Кое-где в зале маячили черные лица — надо полагать, особо доверенные и допущенные к околице сладкого пирога господа министры и прочая шушера. Насколько Мазур разглядел, они изо всех сил старались соответствовать разудалому русскому веселью, старательно орали и хлопали в ладоши — но, по рожам видно, предпочли бы что-нибудь другое, более привычное. Тем более что языком х о з я е в не владели и не могли оценить в должной мере ни песни, ни реплики — никто не брал на себя труд им что-то переводить, справедливо полагая, что и так обойдутся.
— Ну, как настроение, герой дня? — спросила Олеся, лукаво глядя поверх бокала с умопомрачительно дорогим шампанским. — Ты и в самом деле отлично поработал, есть за что уважать…
— Говорил же — старые кадры работать умеют, — сказал Мазур.
— Какие эмоции по поводу ордена?
— Никаких, откровенно говоря, — хмыкнул Мазур. — У меня их столько, что вешать некуда. А толку…
Олеся прищурилась:
— До меня донеслось, он тебе еще и денег дал…
— Было такое дело, — сказал Мазур.
..
— Было такое дело, — сказал Мазур. — Вот это я воспринимаю с чувством глубокого удовлетворения. Слишком долго от меня отделывались просто красивыми бляхами — на лентах, на винтах, на булавках. А вот поди ж ты, нашелся толковый африканский человек, который понял, что соловья баснями не кормят…

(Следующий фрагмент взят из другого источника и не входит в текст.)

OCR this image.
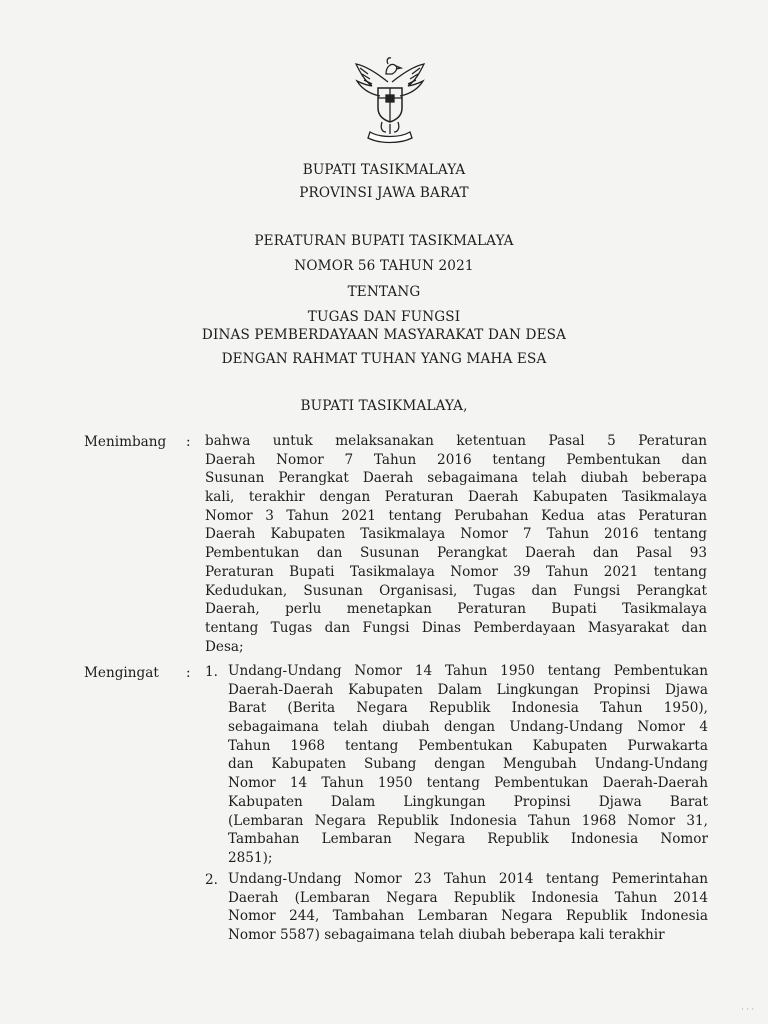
BUPATI TASIKMALAYA
PROVINSI JAWA BARAT
PERATURAN BUPATI TASIKMALAYA
NOMOR 56 TAHUN 2021
TENTANG
TUGAS DAN FUNGSI
DINAS PEMBERDAYAAN MASYARAKAT DAN DESA
DENGAN RAHMAT TUHAN YANG MAHA ESA
BUPATI TASIKMALAYA,
Menimbang : bahwa untuk melaksanakan ketentuan Pasal 5 Peraturan
Daerah Nomor 7 Tahun 2016 tentang Pembentukan dan
Susunan Perangkat Daerah sebagaimana telah diubah beberapa
kali, terakhir dengan Peraturan Daerah Kabupaten Tasikmalaya
Nomor 3 Tahun 2021 tentang Perubahan Kedua atas Peraturan
Daerah Kabupaten Tasikmalaya Nomor 7 Tahun 2016 tentang
Pembentukan dan Susunan Perangkat Daerah dan Pasal 93
Peraturan Bupati Tasikmalaya Nomor 39 Tahun 2021 tentang
Kedudukan, Susunan Organisasi, Tugas dan Fungsi Perangkat
Daerah, perlu menetapkan Peraturan Bupati Tasikmalaya
tentang Tugas dan Fungsi Dinas Pemberdayaan Masyarakat dan
Desa;
Mengingat : 1. Undang-Undang Nomor 14 Tahun 1950 tentang Pembentukan
Daerah-Daerah Kabupaten Dalam Lingkungan Propinsi Djawa
Barat (Berita Negara Republik Indonesia Tahun 1950),
sebagaimana telah diubah dengan Undang-Undang Nomor 4
Tahun 1968 tentang Pembentukan Kabupaten Purwakarta
dan Kabupaten Subang dengan Mengubah Undang-Undang
Nomor 14 Tahun 1950 tentang Pembentukan Daerah-Daerah
Kabupaten Dalam Lingkungan Propinsi Djawa Barat
(Lembaran Negara Republik Indonesia Tahun 1968 Nomor 31,
Tambahan Lembaran Negara Republik Indonesia Nomor
2851);
2. Undang-Undang Nomor 23 Tahun 2014 tentang Pemerintahan
Daerah (Lembaran Negara Republik Indonesia Tahun 2014
Nomor 244, Tambahan Lembaran Negara Republik Indonesia
Nomor 5587) sebagaimana telah diubah beberapa kali terakhir
· · ·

— Приятно иметь с ним дело, верно? — спросила Олеся с загадочной улыбкой лисы Алисы.
— Откровенно говоря, приятно.
Она понизила голос:
— А что скажешь, если я тебе по секрету признаюсь, что сегодняшний твой маленький бизнес с Кавулу — только начало?
— А что тут скажешь? — пожал плечами Мазур. — С превеликим удовольствием. В разумных пределах, конечно, то бишь — в силу моих скромных способностей и возможностей…
Она решительно поднялась:
— Пошли. Здесь не стоит…
Мазур охотно встал и двинулся за ней. Никто их ухода не заметил — всем было наплевать, вечеринка раскрутилась, как вырвавшаяся из часов пружина; на эстраде Вадик, терзая баян, задушевно орал про Мурку в кожаной тужурке, а за столиком, мимо которого Мазур проходил, чернокожего министра учили пить стаканом «Северное сияние» — что он и проделывал, выпучив глаза от несказанной новизны ощущений.
Пройдя по коридору, Олеся распахнула дверь справа. За ней обнаружился небольшой отдельный кабинет, подготовленный для романтического свидания: столик накрыт на двоих, кроме стульев присутствует еще и обширная тахта, годившаяся для любых раскованных экспериментов. С этой картиной не сочетался разве что человек в безукоризненном костюме, при полосатом галстуке, с одухотворенным видом творческого человека медленно водивший у стены каким-то хитрым прибором. От прибора шли черные проводки, прикрепленные к наушникам на голове одухотворенного.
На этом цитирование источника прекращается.